Couples on campus probably think I’m a cat lady because I look at their happy canoodling with such disdain, but it’s really just me being envious that they have the ability to hold each others’ hands. I’m lucky enough to see Lucas once a week or so, but compared to the 24/7 some of my friends get, it’s not a lot. And I shouldn’t even complain… I’m lucky Lucas is National Guard and not active duty Army. I really don’t know what I’d do if I saw him every now and then.

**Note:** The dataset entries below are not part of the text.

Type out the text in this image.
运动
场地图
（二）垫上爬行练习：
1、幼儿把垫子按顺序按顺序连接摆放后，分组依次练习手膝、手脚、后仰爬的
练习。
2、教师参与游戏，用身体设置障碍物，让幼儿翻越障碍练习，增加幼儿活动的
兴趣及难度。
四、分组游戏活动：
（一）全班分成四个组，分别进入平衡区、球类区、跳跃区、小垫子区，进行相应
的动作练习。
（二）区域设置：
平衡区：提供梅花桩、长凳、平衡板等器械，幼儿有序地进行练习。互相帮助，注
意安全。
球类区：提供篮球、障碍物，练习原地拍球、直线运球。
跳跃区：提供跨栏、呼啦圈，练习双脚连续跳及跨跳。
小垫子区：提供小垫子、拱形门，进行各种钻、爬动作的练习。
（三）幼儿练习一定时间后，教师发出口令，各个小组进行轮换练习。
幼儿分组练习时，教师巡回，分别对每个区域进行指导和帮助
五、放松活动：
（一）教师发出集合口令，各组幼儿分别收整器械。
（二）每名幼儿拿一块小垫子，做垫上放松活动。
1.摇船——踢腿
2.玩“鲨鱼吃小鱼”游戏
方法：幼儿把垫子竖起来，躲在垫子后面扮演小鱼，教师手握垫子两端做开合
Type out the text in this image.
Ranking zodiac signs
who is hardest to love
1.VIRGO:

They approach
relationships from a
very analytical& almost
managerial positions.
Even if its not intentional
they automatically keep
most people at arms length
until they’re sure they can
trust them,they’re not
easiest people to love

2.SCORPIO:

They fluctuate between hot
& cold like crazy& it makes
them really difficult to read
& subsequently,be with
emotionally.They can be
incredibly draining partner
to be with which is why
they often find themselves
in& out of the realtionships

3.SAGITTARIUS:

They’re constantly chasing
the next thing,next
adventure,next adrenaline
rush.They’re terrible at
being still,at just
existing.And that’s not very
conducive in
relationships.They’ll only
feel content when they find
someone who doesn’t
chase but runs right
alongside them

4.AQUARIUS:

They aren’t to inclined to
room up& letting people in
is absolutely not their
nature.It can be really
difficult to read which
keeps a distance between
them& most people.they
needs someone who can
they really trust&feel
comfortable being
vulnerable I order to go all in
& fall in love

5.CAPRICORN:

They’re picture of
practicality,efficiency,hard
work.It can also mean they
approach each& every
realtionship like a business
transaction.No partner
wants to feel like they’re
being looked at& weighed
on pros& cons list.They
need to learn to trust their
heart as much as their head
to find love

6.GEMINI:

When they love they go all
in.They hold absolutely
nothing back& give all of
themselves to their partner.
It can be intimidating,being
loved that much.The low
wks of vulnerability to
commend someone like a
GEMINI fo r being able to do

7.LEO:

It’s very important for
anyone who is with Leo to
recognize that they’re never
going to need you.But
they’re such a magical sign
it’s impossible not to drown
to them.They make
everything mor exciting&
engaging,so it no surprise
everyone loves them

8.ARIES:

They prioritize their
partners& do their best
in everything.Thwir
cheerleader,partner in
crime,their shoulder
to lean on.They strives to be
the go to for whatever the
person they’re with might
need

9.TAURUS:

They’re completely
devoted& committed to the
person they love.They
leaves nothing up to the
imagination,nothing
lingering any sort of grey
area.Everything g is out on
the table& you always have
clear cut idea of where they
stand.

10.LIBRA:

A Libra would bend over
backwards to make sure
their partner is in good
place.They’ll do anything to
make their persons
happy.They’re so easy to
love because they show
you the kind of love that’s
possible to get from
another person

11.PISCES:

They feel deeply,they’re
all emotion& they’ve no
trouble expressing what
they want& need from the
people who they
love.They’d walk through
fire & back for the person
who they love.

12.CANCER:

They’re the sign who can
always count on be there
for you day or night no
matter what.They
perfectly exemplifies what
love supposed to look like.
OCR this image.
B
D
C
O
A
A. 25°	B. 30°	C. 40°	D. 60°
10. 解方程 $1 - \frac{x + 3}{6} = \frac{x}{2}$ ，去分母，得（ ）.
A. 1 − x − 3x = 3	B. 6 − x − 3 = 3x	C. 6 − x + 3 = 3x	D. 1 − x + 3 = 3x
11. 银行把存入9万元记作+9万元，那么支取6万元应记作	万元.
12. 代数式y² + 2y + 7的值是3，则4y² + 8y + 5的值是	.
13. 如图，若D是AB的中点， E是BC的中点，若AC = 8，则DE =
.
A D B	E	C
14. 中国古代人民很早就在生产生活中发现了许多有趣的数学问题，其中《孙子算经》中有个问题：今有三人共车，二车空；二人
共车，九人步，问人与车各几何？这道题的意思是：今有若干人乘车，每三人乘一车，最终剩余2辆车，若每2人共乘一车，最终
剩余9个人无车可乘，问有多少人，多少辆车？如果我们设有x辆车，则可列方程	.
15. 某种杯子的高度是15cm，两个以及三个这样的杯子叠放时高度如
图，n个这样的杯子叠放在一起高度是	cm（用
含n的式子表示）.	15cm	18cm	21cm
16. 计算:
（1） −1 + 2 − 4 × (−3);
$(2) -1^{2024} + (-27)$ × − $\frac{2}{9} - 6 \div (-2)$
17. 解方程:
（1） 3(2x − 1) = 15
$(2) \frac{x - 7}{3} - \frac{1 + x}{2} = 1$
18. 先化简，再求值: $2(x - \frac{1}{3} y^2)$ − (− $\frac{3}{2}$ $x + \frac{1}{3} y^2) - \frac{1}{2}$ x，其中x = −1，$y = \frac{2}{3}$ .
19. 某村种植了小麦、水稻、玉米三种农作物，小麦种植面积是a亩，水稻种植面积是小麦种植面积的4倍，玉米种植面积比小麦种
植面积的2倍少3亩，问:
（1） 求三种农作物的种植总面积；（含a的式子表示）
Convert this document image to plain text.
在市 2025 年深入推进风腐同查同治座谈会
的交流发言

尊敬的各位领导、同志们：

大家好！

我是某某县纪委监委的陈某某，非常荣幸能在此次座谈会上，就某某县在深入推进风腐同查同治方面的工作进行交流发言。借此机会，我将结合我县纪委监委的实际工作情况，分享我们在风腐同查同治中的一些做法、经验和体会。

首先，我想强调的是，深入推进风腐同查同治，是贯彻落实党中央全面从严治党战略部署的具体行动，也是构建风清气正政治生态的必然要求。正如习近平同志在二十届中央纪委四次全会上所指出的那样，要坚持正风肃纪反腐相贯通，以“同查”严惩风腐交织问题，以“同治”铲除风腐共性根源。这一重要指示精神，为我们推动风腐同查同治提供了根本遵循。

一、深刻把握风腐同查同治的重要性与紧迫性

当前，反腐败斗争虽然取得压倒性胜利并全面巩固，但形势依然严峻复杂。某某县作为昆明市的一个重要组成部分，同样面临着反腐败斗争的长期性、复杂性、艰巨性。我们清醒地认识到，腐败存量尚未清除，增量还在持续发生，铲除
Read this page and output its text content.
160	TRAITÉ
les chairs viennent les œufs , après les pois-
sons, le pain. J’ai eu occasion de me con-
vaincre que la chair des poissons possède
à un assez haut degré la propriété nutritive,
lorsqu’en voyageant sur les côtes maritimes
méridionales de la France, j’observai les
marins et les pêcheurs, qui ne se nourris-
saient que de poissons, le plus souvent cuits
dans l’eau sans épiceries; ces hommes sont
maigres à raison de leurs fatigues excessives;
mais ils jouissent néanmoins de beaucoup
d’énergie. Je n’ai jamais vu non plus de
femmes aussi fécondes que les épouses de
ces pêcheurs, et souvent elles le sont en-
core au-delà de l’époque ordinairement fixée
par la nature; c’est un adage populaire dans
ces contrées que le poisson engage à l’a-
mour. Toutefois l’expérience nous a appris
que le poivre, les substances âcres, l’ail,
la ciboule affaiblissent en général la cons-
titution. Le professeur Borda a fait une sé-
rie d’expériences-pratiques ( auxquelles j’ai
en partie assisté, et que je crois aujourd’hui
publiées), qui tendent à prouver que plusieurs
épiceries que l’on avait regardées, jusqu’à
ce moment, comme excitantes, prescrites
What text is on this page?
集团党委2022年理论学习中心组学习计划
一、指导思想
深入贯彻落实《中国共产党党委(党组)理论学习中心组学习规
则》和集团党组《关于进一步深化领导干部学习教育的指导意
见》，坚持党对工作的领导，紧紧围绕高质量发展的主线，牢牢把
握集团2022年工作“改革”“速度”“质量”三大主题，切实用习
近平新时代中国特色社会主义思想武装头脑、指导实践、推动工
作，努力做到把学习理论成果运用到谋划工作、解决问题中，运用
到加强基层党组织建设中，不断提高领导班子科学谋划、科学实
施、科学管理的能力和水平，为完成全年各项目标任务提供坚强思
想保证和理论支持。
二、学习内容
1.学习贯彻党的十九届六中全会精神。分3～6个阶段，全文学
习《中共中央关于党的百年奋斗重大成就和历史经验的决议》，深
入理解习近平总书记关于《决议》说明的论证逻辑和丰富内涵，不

Long distance relationships have their pros, but a con that we’ve been dealing with lately (which is new – we’ve always fared well in the cons department) is the effect of long distance in the long term. It’s hard to have a meaningful relationship when the accumulated time you’ve spent together is a third of how long you’ve actually been dating. Between our busy schedules and own professional lives, distance easily creeps in. Fortunately, Lucas and I are very frank with each other, and when we have a problem, we fix it. We know what we have is rare and worth fighting for. We’ve discussed countless times the profound impact we’ve had on each other, and why nothing can tear us apart. From the beginning, it’s been us against the world. I just can’t wait for the day that “we” can become “one.”
Thanks for listening to my dramatic, romantic drabble. Have a magical Tuesday night.